Says Melantha: “This song has been created to celebrate the spirit of the Sinhala and Tamil New Year and to share the joy of the Awurudu season with all Sri Lankans”.

Yes, of course, Melantha composed the song, with the lyrics written collaboratively by Melantha, Badra, and the parents of the talented performers, whose creative input brought the song to life during moments of inspiration.

Melantha Perera: Awesome work with Bright Light Band

This meaningful collaboration reflects the strong community behind the Bright Light Band.

According to Melantha, accompaning the song is a vibrant video production that also features the involvement of the parents, highlighting unity, joy, and togetherness.

Beyond showcasing their musical talents, the visually impaired members of Bright Light Band deliver a powerful message, through this project, that their abilities extend beyond singing, as they also express themselves through movement and dance.

Melantha expressed his satisfaction with the outcome of the project and looks forward to sharing it with audiences across the country during this festive season.

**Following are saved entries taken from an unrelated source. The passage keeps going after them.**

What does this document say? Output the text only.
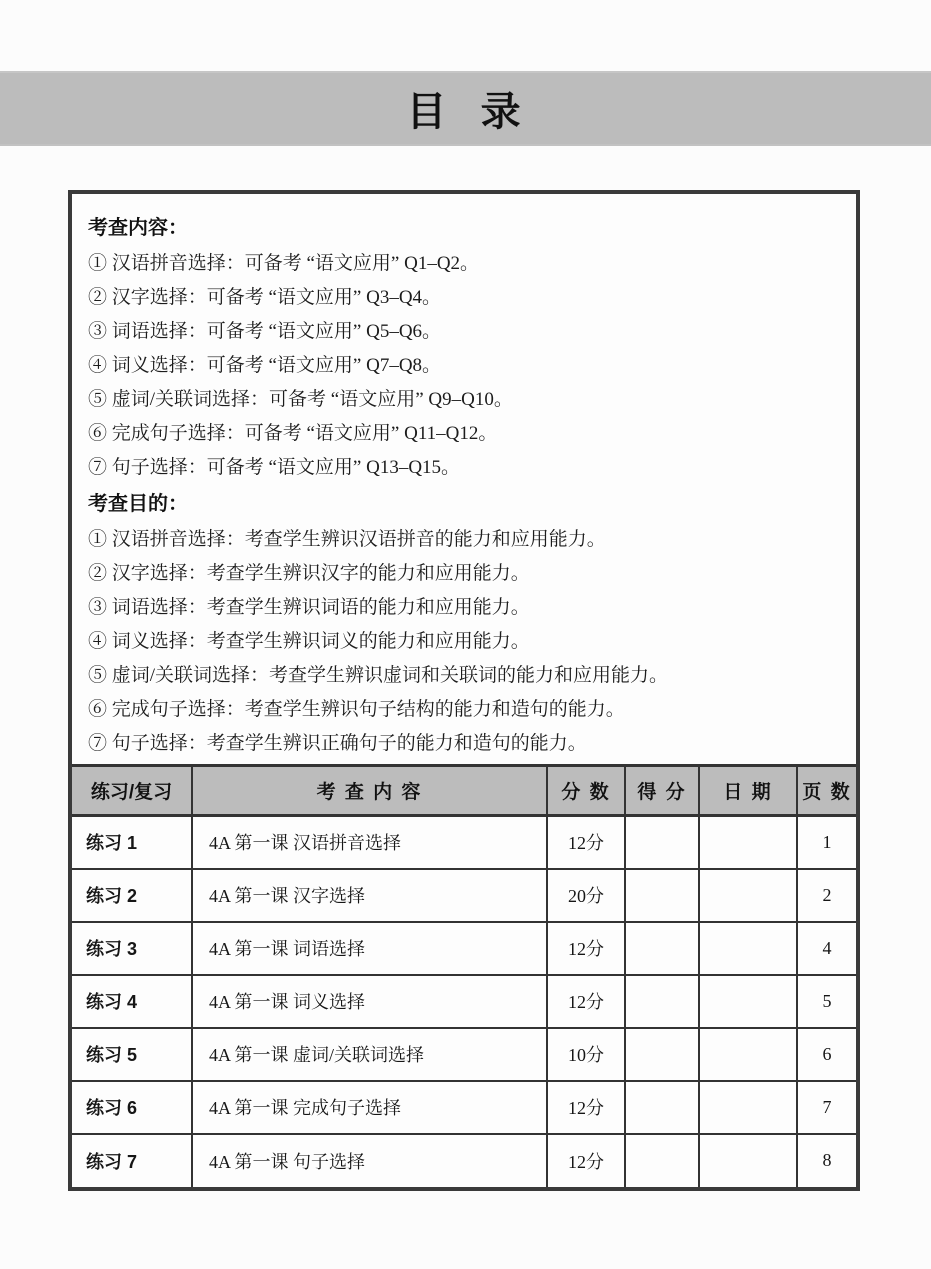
目  录
考查内容：
① 汉语拼音选择：可备考 “语文应用” Q1–Q2。
② 汉字选择：可备考 “语文应用” Q3–Q4。
③ 词语选择：可备考 “语文应用” Q5–Q6。
④ 词义选择：可备考 “语文应用” Q7–Q8。
⑤ 虚词/关联词选择：可备考 “语文应用” Q9–Q10。
⑥ 完成句子选择：可备考 “语文应用” Q11–Q12。
⑦ 句子选择：可备考 “语文应用” Q13–Q15。
考查目的：
① 汉语拼音选择：考查学生辨识汉语拼音的能力和应用能力。
② 汉字选择：考查学生辨识汉字的能力和应用能力。
③ 词语选择：考查学生辨识词语的能力和应用能力。
④ 词义选择：考查学生辨识词义的能力和应用能力。
⑤ 虚词/关联词选择：考查学生辨识虚词和关联词的能力和应用能力。
⑥ 完成句子选择：考查学生辨识句子结构的能力和造句的能力。
⑦ 句子选择：考查学生辨识正确句子的能力和造句的能力。
练习/复习	考 查 内 容	分 数	得 分	日 期	页 数
练习 1	4A 第一课 汉语拼音选择	12分			1
练习 2	4A 第一课 汉字选择	20分			2
练习 3	4A 第一课 词语选择	12分			4
练习 4	4A 第一课 词义选择	12分			5
练习 5	4A 第一课 虚词/关联词选择	10分			6
练习 6	4A 第一课 完成句子选择	12分			7
练习 7	4A 第一课 句子选择	12分			8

He went on to say that Bright Light Band extends its sincere gratitude to Bcert Australia for their generous Mian sponsorship, the CEO of the company, Samath Fernando, for his continuous support in making such initiatives possible, and Rukshan Perera for his personal support and encouragement in bringing this project to completion.

The band also acknowledges Udara Fernando for his invaluable contribution, generously providing studio space and accommodating extended recording sessions to suit the children’s availability.

Appreciation is warmly extended to the parents, whose unwavering commitment from ensuring attendance at rehearsals to supporting the video production has been instrumental in the success of this project.

Through ‘Awurudu Kaale’, Bright Light Band hopes to spread festive cheer and inspire audiences, proving that passion and talent know no boundaries.